ANOTHER BIG MERCHANT dumps American Express.

It’s fair to say that this has been a terrible month for American Express. It also lost a partnership with JetBlue and, even worse, an important court case. American Express cards are more expensive for merchants to take than other cards, so merchants would like to ask customers to use other cards — only they can’t, because American Express merchant agreements forbid this. They can refuse to take the cards in the first place, of course, but then they lose customers who don’t have a Visa or MasterCard.

American Express has taken a unique approach to a competitive field. Credit cards are what economists call a “two-sided market”: They need to get both customers to take their cards and merchants to accept them.
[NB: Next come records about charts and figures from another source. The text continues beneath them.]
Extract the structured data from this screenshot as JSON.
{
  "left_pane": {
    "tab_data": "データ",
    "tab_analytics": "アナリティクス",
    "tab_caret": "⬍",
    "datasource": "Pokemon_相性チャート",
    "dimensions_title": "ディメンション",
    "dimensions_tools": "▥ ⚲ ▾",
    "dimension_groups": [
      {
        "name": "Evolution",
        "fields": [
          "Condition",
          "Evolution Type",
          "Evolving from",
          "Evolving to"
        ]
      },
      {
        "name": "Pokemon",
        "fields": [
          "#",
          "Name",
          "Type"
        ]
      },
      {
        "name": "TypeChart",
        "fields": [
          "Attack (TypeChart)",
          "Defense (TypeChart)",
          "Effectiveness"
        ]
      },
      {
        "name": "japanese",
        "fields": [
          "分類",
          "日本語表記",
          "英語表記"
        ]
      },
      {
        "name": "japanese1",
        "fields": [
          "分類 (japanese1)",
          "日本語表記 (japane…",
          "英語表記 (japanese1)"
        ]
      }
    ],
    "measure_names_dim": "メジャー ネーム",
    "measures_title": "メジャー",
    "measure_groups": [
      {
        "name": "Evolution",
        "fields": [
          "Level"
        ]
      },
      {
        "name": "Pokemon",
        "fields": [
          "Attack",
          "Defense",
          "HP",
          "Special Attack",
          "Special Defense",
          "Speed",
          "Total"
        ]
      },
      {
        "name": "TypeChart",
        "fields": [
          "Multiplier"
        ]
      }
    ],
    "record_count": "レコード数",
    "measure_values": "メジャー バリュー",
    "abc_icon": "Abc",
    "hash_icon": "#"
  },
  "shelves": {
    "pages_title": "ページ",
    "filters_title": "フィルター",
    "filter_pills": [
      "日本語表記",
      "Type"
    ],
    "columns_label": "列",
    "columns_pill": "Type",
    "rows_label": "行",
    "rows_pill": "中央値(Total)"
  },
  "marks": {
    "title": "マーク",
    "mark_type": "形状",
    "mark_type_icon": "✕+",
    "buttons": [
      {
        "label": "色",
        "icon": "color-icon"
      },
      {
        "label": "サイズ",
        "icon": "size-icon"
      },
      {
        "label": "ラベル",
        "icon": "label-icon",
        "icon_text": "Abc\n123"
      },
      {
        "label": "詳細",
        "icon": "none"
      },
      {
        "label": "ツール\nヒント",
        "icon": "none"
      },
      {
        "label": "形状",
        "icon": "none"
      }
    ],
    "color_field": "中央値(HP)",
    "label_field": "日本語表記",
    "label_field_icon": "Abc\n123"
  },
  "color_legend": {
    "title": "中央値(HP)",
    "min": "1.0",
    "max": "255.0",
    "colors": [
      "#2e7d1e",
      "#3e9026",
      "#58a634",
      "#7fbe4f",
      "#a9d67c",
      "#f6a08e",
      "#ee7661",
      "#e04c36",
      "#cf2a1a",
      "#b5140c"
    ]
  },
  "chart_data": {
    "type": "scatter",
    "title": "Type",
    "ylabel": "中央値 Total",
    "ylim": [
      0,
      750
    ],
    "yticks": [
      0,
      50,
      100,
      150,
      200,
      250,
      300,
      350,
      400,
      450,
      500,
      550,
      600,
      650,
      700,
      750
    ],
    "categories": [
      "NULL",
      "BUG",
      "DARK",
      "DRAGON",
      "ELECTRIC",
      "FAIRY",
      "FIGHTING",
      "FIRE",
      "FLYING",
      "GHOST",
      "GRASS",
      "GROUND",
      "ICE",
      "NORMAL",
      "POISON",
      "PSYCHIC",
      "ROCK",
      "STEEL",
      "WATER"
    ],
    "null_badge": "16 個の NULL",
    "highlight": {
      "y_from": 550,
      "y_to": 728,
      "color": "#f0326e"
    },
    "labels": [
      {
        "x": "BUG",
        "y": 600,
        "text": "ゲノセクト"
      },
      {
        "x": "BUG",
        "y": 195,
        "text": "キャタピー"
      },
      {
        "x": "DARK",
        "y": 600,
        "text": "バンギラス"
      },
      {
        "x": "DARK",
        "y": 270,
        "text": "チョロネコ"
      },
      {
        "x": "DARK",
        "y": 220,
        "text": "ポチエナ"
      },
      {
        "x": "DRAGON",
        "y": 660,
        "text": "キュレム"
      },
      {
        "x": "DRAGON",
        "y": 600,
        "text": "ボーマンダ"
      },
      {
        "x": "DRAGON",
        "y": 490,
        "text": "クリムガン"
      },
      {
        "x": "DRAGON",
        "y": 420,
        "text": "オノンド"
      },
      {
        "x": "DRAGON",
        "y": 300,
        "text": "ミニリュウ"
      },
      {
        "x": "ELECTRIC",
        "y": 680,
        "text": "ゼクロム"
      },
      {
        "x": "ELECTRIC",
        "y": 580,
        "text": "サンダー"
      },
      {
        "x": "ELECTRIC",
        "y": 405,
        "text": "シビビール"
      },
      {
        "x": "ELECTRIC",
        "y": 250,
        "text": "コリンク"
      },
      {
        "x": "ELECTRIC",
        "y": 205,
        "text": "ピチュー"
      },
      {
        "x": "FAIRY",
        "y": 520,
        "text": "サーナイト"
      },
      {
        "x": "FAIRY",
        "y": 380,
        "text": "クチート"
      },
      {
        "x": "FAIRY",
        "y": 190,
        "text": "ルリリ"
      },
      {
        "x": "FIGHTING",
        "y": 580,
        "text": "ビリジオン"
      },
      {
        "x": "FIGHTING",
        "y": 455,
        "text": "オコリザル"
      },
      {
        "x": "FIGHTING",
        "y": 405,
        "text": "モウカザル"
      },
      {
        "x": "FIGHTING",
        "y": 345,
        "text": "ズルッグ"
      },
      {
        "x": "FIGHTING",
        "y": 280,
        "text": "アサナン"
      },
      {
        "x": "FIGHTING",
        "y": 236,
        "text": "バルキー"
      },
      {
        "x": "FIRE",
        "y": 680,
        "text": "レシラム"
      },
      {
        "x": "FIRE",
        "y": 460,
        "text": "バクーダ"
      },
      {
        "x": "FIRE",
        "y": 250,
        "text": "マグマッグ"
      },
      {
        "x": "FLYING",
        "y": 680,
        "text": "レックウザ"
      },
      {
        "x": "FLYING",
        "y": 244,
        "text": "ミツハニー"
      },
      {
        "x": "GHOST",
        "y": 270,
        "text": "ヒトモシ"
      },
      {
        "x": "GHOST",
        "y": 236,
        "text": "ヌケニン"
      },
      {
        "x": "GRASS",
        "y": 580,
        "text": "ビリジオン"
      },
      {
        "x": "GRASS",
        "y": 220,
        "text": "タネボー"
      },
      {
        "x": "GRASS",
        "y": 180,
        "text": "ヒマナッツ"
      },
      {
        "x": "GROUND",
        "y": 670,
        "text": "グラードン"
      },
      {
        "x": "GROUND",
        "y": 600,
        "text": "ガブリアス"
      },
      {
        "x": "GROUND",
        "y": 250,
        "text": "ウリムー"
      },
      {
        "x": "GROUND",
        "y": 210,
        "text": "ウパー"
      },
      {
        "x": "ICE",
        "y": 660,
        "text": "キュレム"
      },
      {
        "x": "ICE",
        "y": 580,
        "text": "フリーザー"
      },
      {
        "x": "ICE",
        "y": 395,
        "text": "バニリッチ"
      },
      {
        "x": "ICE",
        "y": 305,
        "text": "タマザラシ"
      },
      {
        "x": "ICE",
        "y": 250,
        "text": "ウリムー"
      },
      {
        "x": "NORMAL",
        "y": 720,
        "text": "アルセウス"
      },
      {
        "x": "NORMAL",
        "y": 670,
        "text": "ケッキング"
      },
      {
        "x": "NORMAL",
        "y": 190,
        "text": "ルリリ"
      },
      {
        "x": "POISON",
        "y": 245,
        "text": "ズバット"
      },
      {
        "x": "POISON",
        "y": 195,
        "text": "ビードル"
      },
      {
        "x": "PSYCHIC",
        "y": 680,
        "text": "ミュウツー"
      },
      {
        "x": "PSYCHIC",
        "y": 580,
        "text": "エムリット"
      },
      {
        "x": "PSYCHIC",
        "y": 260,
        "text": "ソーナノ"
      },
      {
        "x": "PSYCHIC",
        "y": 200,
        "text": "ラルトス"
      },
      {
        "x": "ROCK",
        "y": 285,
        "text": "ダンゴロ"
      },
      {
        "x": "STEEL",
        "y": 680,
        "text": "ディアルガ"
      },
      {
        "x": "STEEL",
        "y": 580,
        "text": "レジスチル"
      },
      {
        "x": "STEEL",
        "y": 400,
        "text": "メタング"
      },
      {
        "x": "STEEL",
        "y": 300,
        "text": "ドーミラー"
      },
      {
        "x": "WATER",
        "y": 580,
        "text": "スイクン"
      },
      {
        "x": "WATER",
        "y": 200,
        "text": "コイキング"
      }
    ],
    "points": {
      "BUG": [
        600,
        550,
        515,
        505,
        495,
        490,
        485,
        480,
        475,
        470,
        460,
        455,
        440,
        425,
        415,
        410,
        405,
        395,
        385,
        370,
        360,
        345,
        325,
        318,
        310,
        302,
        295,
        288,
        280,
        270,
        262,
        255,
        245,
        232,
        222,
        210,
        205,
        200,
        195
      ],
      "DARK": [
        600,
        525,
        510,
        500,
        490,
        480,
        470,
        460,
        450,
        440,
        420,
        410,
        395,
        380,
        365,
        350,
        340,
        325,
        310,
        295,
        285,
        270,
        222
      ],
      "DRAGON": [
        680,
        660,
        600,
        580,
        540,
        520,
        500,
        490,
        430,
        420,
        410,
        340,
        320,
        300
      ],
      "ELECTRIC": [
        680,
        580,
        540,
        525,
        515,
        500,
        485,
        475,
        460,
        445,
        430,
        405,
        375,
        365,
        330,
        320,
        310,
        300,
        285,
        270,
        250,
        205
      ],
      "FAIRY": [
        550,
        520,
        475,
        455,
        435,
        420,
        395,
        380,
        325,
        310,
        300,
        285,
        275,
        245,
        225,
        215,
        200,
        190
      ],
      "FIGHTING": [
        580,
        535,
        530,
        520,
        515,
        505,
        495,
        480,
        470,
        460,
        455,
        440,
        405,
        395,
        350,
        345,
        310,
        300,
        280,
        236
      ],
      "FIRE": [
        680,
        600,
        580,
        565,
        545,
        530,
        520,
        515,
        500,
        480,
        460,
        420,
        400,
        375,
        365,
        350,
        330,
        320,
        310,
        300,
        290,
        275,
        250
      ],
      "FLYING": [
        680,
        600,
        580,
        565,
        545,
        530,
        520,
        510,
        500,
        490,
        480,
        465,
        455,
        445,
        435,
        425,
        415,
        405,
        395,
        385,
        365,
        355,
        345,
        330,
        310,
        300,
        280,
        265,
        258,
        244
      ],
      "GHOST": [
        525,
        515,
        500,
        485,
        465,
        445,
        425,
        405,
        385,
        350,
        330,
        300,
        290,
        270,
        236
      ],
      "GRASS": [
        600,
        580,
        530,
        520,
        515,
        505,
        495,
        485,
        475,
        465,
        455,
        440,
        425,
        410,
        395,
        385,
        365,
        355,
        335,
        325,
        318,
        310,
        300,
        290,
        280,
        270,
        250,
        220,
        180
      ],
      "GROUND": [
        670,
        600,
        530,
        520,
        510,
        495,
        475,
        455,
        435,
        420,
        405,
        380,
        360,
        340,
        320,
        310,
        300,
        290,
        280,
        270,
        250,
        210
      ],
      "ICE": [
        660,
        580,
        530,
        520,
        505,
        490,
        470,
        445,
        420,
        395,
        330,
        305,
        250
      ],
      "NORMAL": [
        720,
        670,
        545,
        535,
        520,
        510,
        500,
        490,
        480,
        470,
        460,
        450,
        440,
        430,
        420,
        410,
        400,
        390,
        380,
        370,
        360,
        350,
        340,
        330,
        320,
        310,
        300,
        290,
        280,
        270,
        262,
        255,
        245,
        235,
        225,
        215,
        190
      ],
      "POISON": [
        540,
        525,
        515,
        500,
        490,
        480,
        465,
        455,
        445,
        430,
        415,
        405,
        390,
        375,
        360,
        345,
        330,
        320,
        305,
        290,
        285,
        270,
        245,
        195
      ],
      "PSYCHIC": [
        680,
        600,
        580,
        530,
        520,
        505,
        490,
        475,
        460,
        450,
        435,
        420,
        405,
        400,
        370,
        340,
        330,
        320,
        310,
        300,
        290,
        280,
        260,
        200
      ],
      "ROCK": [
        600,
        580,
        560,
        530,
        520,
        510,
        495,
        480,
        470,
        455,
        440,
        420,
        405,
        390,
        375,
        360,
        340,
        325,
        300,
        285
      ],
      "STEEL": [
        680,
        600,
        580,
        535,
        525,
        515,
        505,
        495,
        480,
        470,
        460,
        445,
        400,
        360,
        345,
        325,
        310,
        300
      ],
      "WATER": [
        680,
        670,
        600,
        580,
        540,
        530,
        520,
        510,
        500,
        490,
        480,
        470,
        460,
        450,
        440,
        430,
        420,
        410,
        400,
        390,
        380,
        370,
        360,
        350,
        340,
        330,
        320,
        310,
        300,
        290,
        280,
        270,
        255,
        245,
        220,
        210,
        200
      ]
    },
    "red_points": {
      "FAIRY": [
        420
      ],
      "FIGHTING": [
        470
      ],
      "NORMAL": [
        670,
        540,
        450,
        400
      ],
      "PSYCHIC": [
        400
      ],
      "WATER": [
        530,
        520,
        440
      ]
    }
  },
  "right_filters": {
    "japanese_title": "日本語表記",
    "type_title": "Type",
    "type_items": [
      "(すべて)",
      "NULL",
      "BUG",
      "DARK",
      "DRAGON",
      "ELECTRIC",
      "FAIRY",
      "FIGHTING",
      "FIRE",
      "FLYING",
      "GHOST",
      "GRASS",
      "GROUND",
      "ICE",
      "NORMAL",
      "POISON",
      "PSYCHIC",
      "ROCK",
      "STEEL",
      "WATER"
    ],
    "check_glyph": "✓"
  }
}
Visa and MasterCard keep their fees relatively low in order to woo merchants; AmEx has kept the fees high and passed some of that money back to customers in the form of lower fees and higher rewards. Essentially, it gambled that merchants wouldn’t dare refuse its cards as long as enough customers preferred to use them.

That gamble looks to have been a bad bet. A federal judge just ruled that it cannot place those sort of restrictions on merchants, which means American Express will have to lower its fees or lose transactions as merchants ask customers to put that purchase on another card.

I try to use American Express for everything where I don’t pay cash. I don’t like being asked to use other cards. I have other cards, but I don’t like to use them.